As with most small towns, the Linder's lives are intertwined with people's misconceptions of good and evil, have and have not, and love and betrayal. As the storm clouds begin to gather, Jody Linder's world is rocked by the news that the man who murdered her father twenty three years ago, has been released from prison on a legal technicality and is headed directly for her.
As Jody struggles to understand what really happened that night when her father died and her mother went missing, she is faced with the fact that she must re-evaluate her family and herself. The town, long silent about what they witnessed, must also own up to the truth about themselves and how they see the Linders.
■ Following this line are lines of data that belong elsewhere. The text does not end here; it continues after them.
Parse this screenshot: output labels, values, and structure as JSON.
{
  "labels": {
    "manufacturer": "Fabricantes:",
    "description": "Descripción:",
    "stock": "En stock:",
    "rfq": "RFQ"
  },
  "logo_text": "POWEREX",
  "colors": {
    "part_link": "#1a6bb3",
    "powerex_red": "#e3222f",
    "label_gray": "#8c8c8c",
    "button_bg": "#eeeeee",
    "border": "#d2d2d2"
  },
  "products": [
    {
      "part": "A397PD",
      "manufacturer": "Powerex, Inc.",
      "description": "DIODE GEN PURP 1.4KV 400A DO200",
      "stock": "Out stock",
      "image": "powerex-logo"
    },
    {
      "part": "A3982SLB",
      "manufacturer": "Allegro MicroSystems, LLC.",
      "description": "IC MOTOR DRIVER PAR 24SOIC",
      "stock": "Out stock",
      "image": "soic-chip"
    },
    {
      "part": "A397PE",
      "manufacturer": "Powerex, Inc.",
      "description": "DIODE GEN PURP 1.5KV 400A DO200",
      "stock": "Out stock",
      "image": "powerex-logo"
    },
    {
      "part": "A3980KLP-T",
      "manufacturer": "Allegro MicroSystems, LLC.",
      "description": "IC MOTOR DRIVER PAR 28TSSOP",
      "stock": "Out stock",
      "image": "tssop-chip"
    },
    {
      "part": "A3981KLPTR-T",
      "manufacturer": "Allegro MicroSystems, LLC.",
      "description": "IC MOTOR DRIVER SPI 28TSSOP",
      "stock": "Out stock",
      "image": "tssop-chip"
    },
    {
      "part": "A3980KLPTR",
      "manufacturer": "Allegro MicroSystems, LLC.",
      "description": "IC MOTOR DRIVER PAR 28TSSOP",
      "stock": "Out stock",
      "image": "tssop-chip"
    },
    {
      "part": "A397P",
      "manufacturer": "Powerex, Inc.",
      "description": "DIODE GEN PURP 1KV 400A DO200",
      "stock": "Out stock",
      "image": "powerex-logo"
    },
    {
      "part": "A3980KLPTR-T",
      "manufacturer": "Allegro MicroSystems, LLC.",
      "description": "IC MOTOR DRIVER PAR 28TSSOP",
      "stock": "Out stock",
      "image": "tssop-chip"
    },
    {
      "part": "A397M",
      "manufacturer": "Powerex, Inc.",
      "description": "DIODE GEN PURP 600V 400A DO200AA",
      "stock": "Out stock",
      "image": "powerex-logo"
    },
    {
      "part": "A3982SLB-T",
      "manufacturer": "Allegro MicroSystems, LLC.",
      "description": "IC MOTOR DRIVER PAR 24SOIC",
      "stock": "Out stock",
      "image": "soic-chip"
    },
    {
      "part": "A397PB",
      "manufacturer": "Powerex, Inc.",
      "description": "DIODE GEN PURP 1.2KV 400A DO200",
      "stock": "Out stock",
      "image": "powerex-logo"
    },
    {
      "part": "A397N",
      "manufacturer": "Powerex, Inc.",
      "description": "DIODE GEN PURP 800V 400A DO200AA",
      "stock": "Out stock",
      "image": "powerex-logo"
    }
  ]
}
This was a book I found hard to put down. It is written with beauty and symbolism. The austere plains allow a coming storm to be viewed from a great distance and not fully comprehend its magnitude. Thunder and lightning give only glimpses of enlightenment, and Nancy Pickard use of how we perceive what we want to see, make this book intriguing and give us much to think about. Her characters have depth and allow us to understand their actions even while we question their motives. This book should be well received and passed on from friend to friend. It would be a good book club read.
Rated of 5
by Marge B. (Dunedin, FL) Hard to put this book down
Nancy Pickard never disappoints, and this new mystery is engaging and hard to put down. She develops the characters slowly, shifting your suspicions and yet surprising you at the end. She's a wonderful writer, moving the plot and the characters along, shifting the pace and the focus to keep painting the picture of relationships in a small town. Wonderful. Just write more like this Nancy!